Il la regarda un moment avant de dire : « Après l'avoir quittée, j'ai découvert qu'elle m'avait transmis une maladie. »
maladie infectieuse ?
« Quelle maladie ? » demanda Ling Ge, essayant de deviner l'hépatite, mais elle ne le dit pas à voix haute.
Il n'a rien dit.
« C’est grave ? Êtes-vous guérie ? » demanda-t-elle avec prudence.
« Hmm. » Il détourna le regard et hocha la tête.
« Quoi, quelle maladie ? » demanda-t-elle à nouveau.
« Tu as peur ? » Il la fixa droit dans les yeux.
Elle secoua la tête, insistant pour demander : « Quelle est exactement la maladie ? »
« Ne me pose pas de questions, Ling Ge, je ne te le dirai pas. » Il sourit et lâcha sa main, lui rappelant : « N'oublie pas, nous ne sommes que des amis ordinaires. »
Elle restait un peu réticente, et juste au moment où elle allait parler, il éleva la voix et dit :
« Je ne peux rien dire, et il n'y a rien à dire. »
Elle n'osait imaginer quelle maladie l'avait empêché de parler, mais elle savait qu'elle devait lui causer d'immenses souffrances. C'était véritablement tragique
; trois ans s'étaient écoulés et il n'était toujours pas complètement rétabli. En levant les yeux vers lui, elle eut soudain l'impression qu'il était englouti par les ténèbres, et une vague de compassion l'envahit.
« Jian Dongping, tu te trompes. Nous sommes plus que de simples amis ; nous sommes meilleurs amis. Je n’ai absolument pas peur des maladies infectieuses », lui dit-elle sincèrement et doucement.
Il la regarda, hésita un instant, puis finit par sourire et la serrer dans ses bras.
« Oui, mon bon ami », dit-il en hochant la tête.
Pour la première fois, elle enlaça volontairement sa taille. Bien qu'il ne fût pas musclé, il était très athlétique, et elle se sentait en sécurité et heureuse, blottie contre sa poitrine. Elle aurait voulu rester dans ses bras pour toujours. « C'est juste que j'ai un problème au cœur. » À cet instant, elle savoura à nouveau ces mots, y trouvant une amertume infinie, et elle le serra encore plus fort.

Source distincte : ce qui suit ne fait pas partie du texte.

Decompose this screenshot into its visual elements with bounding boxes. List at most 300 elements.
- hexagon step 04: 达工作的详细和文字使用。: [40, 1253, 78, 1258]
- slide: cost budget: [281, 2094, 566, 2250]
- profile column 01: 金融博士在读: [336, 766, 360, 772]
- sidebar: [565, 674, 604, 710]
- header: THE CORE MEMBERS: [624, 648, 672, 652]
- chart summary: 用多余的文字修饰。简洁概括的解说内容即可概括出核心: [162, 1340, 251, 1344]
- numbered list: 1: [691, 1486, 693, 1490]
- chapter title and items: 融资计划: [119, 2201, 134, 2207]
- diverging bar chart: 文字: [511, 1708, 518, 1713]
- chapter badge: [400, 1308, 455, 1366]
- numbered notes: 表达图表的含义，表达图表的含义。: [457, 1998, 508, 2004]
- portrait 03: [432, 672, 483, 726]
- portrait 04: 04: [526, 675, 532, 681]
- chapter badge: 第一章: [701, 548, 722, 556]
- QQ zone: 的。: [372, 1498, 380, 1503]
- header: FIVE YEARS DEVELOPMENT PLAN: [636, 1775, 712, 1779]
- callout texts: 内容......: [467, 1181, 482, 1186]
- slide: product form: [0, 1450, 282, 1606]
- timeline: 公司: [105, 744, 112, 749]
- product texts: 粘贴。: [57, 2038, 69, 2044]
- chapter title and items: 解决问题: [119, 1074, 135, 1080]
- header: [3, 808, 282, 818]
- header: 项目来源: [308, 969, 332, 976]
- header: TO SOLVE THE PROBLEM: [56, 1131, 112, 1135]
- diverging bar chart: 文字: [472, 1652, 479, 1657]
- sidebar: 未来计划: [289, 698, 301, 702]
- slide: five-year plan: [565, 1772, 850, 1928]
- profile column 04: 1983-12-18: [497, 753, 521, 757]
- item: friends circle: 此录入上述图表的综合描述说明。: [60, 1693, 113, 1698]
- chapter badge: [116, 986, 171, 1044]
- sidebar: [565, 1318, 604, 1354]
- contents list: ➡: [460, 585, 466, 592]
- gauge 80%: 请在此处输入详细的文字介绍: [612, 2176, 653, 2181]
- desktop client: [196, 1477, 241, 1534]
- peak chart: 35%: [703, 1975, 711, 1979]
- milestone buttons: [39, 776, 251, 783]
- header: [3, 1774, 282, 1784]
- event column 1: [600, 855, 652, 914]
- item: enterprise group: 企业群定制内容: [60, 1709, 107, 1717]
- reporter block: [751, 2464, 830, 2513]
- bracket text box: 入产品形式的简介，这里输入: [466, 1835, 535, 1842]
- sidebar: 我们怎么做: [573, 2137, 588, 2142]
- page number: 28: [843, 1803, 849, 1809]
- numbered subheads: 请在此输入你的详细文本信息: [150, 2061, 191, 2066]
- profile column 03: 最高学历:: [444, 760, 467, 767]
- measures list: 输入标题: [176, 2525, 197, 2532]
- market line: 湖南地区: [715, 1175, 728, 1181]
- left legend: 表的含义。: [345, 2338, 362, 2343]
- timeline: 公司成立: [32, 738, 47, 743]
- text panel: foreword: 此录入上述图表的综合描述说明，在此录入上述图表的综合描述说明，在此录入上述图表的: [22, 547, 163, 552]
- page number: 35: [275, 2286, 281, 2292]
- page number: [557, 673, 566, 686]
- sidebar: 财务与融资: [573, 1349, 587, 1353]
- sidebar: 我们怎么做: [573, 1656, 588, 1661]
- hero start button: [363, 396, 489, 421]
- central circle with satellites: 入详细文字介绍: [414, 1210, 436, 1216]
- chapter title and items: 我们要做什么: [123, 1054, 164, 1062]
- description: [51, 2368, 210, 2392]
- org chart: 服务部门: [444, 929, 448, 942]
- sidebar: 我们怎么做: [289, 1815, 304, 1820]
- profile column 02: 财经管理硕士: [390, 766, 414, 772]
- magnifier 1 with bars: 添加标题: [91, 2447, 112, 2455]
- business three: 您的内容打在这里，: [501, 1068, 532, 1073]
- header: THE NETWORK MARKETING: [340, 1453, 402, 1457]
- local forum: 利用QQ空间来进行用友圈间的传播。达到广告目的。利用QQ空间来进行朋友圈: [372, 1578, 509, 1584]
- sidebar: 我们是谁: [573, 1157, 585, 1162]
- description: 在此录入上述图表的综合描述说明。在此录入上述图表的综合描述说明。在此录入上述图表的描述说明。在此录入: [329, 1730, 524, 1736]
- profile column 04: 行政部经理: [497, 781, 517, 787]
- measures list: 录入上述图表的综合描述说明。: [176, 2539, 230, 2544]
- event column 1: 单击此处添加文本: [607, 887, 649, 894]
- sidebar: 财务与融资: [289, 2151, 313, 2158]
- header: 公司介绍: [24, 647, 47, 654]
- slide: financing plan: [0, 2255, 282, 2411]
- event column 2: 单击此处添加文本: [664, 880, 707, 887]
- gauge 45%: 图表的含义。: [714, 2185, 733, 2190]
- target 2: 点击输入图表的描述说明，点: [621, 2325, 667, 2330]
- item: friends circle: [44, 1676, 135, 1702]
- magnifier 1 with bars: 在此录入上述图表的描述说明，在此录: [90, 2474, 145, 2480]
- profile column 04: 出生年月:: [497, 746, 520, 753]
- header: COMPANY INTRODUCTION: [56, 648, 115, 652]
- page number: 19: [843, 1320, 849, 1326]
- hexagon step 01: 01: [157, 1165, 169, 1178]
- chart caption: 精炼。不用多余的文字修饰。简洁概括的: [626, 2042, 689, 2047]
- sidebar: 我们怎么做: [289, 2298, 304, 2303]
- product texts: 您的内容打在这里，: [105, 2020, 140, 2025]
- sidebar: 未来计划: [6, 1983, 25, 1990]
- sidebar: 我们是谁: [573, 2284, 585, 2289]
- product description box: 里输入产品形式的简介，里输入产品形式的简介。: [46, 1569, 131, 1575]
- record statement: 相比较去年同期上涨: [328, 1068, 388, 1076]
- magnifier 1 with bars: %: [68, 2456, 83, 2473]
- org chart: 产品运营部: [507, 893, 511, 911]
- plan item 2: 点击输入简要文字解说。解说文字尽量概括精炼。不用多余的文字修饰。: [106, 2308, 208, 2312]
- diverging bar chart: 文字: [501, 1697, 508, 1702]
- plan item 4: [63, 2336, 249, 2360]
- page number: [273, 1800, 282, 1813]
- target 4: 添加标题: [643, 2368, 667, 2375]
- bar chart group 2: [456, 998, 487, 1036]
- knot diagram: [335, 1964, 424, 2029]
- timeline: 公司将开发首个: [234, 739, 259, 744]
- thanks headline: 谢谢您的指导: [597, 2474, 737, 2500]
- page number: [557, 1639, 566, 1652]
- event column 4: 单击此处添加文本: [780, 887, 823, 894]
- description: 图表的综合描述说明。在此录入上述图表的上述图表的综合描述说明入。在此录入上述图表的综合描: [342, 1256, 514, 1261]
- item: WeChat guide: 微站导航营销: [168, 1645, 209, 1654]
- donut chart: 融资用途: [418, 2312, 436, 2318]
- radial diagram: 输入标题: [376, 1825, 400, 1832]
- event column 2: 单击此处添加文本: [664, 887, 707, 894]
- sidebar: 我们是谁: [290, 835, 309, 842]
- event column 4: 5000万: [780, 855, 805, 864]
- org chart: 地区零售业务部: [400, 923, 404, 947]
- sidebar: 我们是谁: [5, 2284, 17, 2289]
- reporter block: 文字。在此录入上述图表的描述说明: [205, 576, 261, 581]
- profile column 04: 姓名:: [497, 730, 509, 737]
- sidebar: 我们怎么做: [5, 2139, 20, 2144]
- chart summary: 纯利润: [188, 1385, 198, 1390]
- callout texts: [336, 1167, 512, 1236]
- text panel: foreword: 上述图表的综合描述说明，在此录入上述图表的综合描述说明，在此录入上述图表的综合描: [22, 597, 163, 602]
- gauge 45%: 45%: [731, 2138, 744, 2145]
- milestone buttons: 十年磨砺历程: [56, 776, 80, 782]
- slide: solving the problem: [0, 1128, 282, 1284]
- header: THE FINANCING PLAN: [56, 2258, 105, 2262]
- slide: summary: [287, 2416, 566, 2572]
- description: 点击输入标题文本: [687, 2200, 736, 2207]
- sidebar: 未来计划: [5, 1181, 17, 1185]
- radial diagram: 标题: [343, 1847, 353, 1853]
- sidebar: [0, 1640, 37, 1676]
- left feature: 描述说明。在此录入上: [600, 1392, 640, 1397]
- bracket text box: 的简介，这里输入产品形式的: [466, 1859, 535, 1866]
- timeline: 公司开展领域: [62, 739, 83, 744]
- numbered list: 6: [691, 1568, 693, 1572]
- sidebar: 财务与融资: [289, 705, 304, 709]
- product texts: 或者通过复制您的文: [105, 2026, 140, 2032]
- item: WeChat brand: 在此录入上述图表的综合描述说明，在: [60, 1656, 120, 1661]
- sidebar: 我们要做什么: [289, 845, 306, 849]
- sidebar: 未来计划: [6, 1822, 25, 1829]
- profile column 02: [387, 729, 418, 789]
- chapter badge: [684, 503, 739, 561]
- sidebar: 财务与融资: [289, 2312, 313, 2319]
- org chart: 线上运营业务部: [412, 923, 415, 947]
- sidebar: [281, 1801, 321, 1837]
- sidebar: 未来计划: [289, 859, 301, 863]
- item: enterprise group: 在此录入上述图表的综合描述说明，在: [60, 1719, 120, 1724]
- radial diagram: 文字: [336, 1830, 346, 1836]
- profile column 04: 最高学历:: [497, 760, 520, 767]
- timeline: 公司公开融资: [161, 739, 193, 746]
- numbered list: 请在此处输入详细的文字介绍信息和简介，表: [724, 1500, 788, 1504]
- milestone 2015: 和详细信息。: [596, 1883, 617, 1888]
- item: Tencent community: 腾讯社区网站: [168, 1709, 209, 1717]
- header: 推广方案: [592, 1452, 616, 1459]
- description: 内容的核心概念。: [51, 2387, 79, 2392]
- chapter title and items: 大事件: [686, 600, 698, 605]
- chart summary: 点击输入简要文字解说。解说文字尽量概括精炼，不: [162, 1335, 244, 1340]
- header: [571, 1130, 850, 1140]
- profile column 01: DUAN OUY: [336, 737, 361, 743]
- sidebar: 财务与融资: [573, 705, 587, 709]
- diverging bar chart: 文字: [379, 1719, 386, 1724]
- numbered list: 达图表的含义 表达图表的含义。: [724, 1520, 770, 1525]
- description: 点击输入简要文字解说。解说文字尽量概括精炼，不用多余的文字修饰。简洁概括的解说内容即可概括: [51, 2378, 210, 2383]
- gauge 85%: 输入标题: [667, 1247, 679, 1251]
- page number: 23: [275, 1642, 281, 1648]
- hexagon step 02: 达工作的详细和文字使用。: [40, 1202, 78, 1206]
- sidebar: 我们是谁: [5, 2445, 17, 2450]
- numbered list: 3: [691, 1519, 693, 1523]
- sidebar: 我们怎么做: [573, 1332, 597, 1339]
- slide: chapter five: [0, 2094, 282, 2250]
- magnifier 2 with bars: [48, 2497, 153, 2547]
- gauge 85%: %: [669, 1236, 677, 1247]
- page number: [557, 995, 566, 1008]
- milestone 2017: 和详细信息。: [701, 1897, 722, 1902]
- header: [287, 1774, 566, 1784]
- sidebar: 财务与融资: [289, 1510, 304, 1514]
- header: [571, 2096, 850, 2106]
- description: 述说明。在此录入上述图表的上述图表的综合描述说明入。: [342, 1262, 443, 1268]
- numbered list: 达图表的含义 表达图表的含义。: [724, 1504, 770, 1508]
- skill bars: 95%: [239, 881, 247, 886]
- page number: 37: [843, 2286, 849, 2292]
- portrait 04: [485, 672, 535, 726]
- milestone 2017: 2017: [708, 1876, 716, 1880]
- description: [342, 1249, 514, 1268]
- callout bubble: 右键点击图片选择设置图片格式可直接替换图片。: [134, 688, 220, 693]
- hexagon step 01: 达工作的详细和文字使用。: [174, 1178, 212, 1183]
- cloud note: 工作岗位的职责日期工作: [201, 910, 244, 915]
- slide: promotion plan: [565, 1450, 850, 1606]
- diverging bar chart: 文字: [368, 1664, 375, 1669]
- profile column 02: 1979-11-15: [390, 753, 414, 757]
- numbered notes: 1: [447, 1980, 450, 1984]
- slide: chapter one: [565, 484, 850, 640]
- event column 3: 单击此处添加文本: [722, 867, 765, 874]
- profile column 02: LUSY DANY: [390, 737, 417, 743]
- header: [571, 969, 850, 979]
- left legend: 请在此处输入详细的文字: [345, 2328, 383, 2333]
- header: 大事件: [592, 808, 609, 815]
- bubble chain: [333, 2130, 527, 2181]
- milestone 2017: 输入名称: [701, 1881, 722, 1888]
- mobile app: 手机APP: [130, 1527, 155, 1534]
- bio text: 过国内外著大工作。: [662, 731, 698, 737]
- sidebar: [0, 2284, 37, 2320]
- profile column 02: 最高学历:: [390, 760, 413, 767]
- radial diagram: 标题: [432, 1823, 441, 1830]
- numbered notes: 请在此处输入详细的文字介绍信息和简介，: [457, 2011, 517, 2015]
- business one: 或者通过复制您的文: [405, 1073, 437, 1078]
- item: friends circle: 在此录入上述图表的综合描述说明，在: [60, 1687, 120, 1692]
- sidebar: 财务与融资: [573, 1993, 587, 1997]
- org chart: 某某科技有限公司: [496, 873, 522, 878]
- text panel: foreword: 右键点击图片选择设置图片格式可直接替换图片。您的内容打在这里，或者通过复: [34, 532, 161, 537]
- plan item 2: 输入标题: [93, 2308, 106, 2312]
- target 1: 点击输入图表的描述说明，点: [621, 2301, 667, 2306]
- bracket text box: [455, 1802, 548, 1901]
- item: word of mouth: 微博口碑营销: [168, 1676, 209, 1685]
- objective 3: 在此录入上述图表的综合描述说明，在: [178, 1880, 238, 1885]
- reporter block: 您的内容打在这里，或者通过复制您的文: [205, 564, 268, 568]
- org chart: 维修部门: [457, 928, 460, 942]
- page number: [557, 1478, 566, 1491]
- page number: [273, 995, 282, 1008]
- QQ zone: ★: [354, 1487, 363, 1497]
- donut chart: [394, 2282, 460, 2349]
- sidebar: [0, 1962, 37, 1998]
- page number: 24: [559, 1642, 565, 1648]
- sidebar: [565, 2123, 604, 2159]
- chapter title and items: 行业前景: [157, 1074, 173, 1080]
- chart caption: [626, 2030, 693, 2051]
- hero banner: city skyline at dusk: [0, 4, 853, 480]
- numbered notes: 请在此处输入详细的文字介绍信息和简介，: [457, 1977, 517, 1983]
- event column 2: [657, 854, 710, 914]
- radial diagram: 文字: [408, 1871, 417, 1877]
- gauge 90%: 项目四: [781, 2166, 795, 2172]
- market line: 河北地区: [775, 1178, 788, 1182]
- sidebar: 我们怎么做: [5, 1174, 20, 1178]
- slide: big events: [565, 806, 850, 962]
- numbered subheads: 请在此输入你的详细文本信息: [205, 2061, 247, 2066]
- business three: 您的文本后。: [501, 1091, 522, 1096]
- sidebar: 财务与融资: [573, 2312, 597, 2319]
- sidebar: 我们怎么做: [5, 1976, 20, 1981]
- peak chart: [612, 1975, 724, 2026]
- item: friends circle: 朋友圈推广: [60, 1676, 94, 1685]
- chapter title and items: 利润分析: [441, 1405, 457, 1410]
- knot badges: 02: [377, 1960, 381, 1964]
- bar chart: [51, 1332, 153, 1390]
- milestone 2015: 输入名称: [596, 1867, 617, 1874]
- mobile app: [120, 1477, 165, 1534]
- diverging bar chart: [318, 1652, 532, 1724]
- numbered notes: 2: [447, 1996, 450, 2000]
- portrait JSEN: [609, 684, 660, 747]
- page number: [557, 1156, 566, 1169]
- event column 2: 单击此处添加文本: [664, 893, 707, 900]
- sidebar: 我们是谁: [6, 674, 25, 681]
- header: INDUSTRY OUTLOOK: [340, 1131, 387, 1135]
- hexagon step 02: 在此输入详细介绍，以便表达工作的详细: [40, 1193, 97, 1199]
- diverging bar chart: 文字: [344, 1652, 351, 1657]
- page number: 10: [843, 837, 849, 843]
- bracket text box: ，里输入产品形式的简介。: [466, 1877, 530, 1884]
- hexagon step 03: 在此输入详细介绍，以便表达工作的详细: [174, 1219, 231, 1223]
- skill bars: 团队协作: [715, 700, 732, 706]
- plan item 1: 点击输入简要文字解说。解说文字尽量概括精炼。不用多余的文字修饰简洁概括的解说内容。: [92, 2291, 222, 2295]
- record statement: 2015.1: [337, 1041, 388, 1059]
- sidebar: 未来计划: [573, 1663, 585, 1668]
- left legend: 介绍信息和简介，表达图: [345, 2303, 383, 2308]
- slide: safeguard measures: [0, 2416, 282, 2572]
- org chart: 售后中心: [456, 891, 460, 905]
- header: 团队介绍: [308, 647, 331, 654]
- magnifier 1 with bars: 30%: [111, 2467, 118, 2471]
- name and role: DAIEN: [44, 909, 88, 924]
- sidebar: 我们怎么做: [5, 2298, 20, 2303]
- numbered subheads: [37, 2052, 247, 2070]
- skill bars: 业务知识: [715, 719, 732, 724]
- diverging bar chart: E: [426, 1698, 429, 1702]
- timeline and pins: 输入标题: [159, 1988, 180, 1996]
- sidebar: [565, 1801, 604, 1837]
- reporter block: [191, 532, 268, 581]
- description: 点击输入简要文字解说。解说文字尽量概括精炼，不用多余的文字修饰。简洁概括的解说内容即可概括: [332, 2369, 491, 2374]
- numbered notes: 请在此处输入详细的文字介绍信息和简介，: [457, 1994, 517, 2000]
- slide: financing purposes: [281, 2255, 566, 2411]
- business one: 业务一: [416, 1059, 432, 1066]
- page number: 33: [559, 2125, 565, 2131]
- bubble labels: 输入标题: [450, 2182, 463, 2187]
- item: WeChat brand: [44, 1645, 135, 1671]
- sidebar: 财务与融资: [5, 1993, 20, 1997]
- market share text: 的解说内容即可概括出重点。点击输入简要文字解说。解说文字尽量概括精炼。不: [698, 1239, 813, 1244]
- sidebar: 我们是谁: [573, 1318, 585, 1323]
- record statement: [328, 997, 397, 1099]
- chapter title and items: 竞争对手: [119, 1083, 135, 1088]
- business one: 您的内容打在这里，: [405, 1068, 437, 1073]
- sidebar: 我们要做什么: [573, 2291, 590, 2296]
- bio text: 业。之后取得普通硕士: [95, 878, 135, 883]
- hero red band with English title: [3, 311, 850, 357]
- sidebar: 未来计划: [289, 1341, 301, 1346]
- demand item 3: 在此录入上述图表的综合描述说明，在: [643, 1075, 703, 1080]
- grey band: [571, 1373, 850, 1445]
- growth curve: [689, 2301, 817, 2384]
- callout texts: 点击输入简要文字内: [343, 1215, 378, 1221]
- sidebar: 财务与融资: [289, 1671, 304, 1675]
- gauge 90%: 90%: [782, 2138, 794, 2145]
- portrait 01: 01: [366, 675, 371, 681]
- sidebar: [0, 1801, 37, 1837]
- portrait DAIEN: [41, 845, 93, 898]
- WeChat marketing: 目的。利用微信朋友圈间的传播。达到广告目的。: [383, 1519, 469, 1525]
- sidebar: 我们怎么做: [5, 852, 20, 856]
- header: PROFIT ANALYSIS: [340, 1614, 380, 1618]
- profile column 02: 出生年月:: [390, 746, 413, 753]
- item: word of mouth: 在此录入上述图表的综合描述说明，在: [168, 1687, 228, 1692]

« Je ne m'immiscerai plus dans vos affaires. J'espère seulement que vous vous rétablirez vite », dit-elle doucement.
« J'ai besoin d'un peu plus de temps. »
"combien de temps?"
"Euh ?"
« Quand vas-tu enfin aller mieux ? » Elle sentait qu'elle avait posé une question très directe, mais maintenant qu'elle l'avait dite, il n'y avait plus de retour en arrière.
Il la relâcha, la regarda et sourit, comme s'il pouvait lire en elle.
« De quoi ris-tu ? » demanda-t-elle en fronçant les sourcils, feignant la colère.
« Moi non plus, je ne sais pas. Ling Ge, alors que dirais-tu de ça ? » Il mit les mains dans ses poches, comme pour se contenir, et dit : « Et si on devenait un couple avant le mariage ? »
«
Un couple en préparation
?
» Ling Ge fut interloquée. Qu’est-ce que cela signifiait
?
Voyant son air perplexe, il expliqua : « Soyons bons amis pendant les trois premières années. Si tu es toujours célibataire après trois ans, alors nous serons ensemble. Qu'en penses-tu ? »
Ling Ge ne s'attendait pas à ce que leur soi-disant « relation prénuptiale » prenne cette tournure. Il parlait avec une telle aisance ; il était évident qu'il mûrissait cette idée depuis un moment. Elle fut profondément déçue. Qui savait ce que l'avenir lui réservait ? Le fait qu'il puisse tenir de tels propos prouvait une fois de plus son indifférence. À cette pensée, son cœur se glaça.
« Je ne pense pas que ce soit nécessaire. Restons amis pour la vie. » Bien qu'elle fût triste, elle ajouta généreusement qu'elle n'avait jamais envisagé de compter sur lui.
« Tu es en colère ? » Il observa son expression.